20 years on, most Russians still depressed
Most Russians are still depressed 20 years after the collapse of the Soviet Union, believing that two decades of reforms have mostly benefited the rich, a joint Russian-German study said on Wednesday.
Research by the Friedrich Ebert Foundation and the Russian Academy of Sciences shows Russians only marginally more optimistic today than they were in the dying days of communism, when unemployment and food shortages were widespread.
Of 1,750 polled in the survey, eight percent said their living standards improved in the 1990s and 34 percent saw positive changes a decade later.
But 47 percent said that reforms only benefited the elite in the past decade, similar to the 50 percent who felt the same thing about the 1990s.

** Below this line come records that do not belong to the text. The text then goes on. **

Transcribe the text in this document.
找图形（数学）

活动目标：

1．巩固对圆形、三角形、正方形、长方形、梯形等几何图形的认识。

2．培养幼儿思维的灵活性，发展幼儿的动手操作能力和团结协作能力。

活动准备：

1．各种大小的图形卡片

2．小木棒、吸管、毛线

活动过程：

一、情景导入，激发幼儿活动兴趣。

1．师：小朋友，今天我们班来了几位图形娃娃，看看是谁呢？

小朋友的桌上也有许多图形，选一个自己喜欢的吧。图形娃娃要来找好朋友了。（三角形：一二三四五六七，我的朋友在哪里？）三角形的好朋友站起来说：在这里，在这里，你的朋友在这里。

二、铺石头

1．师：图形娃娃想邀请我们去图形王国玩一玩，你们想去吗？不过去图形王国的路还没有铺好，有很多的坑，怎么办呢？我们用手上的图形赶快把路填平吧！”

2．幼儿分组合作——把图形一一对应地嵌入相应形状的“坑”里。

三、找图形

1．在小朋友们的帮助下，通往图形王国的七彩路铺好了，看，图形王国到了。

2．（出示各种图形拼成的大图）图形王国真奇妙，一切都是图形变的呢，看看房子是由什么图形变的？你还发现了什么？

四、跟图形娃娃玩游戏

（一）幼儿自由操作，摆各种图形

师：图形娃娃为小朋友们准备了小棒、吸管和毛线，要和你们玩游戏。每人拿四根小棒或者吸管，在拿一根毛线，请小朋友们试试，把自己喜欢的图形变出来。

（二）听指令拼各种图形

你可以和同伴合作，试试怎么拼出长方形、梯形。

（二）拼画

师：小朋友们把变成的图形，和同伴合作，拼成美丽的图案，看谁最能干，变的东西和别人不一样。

Another 59 percent described their current lives as either "worrying" or filled with crisis, with one in 10 describing things as outright "catastrophic".
But when asked about their financial security, only 24 percent answered "bad" -- an improvement on the 44 percent recorded 10 years earlier and 56 percent registered in 1998.
The reforms undertaken by former president Boris Yeltsin and his team of liberal advisers also failed to win high marks.
Only 30 percent of those polled said the painful reforms were launched to "save the country". Almost everyone else said they benefited those who were already in power.
Regional independence drives and waves of social unrest caused by empty stores and political repression ultimately buried the Soviet Union at the end of 1991.
The 20-year anniversary of independence has been celebrated in the Baltic countries and is also expected to be commemorated in Ukraine, whose west is strongly nationalist.
The date has thus far drawn less attention in Russia itself, whose former president and current Prime Minister Vladimir Putin once called the Soviet Union's demise one of the world's great historic tragedies.
The Communist Party remains a marginal force in Russia, although it does make up the largest opposition group in parliament.